My question is: is it worth trying to load and transpose 16x16 patches instead, or will I run out of xmm registers? What should my strategy be here?


Solution

  • I'd go with the interleaving approach suggested by chtz.

    Read 32 or 64 bytes (aka a full cache line) from two rows, then interleave.

    32 bytes at least, as the width of each row % 32 == 0, and preferably 64 bytes, as that is a full cache line and it would take 8 accumulators out of 16 registers.

    Also I would guess that processing the input as blocks of (8, 16, or 32 rows) by (32 or 64 columns) would be better than processing all the rows; the more rows you process, the less you need to spill the accumulators to memory, with more rows processed in non-linear order the higher the probability of evicting soon to be needed lines from cache. 4 rows should be definitively on safe side.
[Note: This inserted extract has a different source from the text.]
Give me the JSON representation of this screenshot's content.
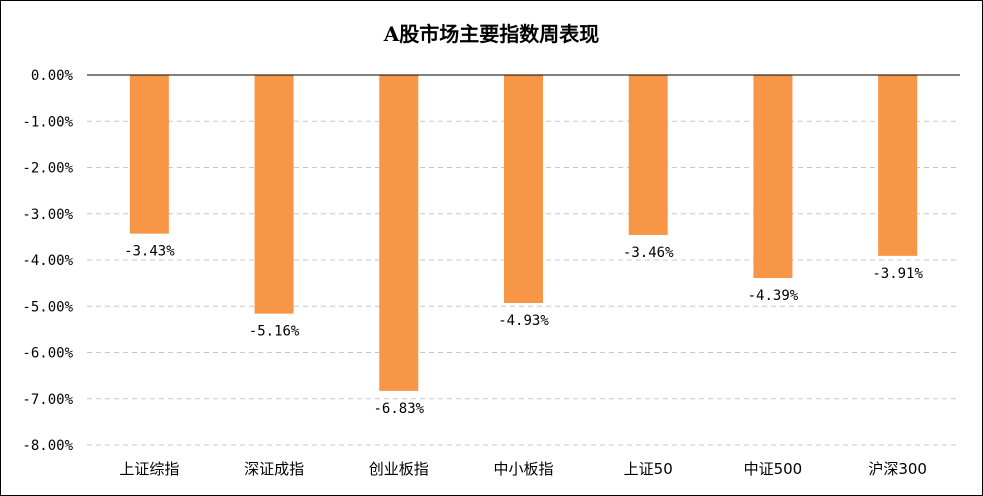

    Interleaving b is quite naturally done by

    auto b0to7 = _mm_unpacklo_epi16(b,b);
    auto b8tof = _mm_unpackhi_epi16(b,b);
    auto b01 = _mm_shuffle_epi32(b0to7, 0x00);
    auto b23 = _mm_shuffle_epi32(b0to7, 0x55);
    ...
    auto bef = _mm_shuffle_epi32(b8tof, 0xff);
    

    Another possibility of splitting the input to even/odd sequences would need 4 arithmetic instructions per 16 bytes, or 8 instructions per 32 bytes:

    // common terms
    auto b_even = _mm_set1_epi16(b[j] & 0x00ff);
    auto b_odd = _mm_set1_epi16(b[j] * 256);
    // per 16 input bytes in `a`
    auto mul_even = _mm_maddubs_epi16(row_j, b_even);
    auto mul_odd = _mm_maddubs_epi16(row_j, b_odd);
    sum_even = _mm_add_epi16(sum_even, mul_even);
    sum_odd = _mm_add_epi16(mul_odd, mul_even);
    

    This is clearly not as tight as

    auto prod_lo = _mm_unpacklo_epi8(row_j, row_jplus1);
    auto prod_hi = _mm_unpackhi_epi8(row_j, row_jplus1);
    prod_lo = _mm_maddubs_epi16(prod_lo, b01);
    prod_hi = _mm_maddubs_epi16(prod_hi, b01);
    sum_lo = _mm_add_epi16(sum_lo, prod_lo);
    sum_hi = _mm_add_epi16(sum_hi, prod_hi);
    

    but the shuffles can only execute on Port5 where as 2 mul/adds can start every cycle. They are probably quite close in performance.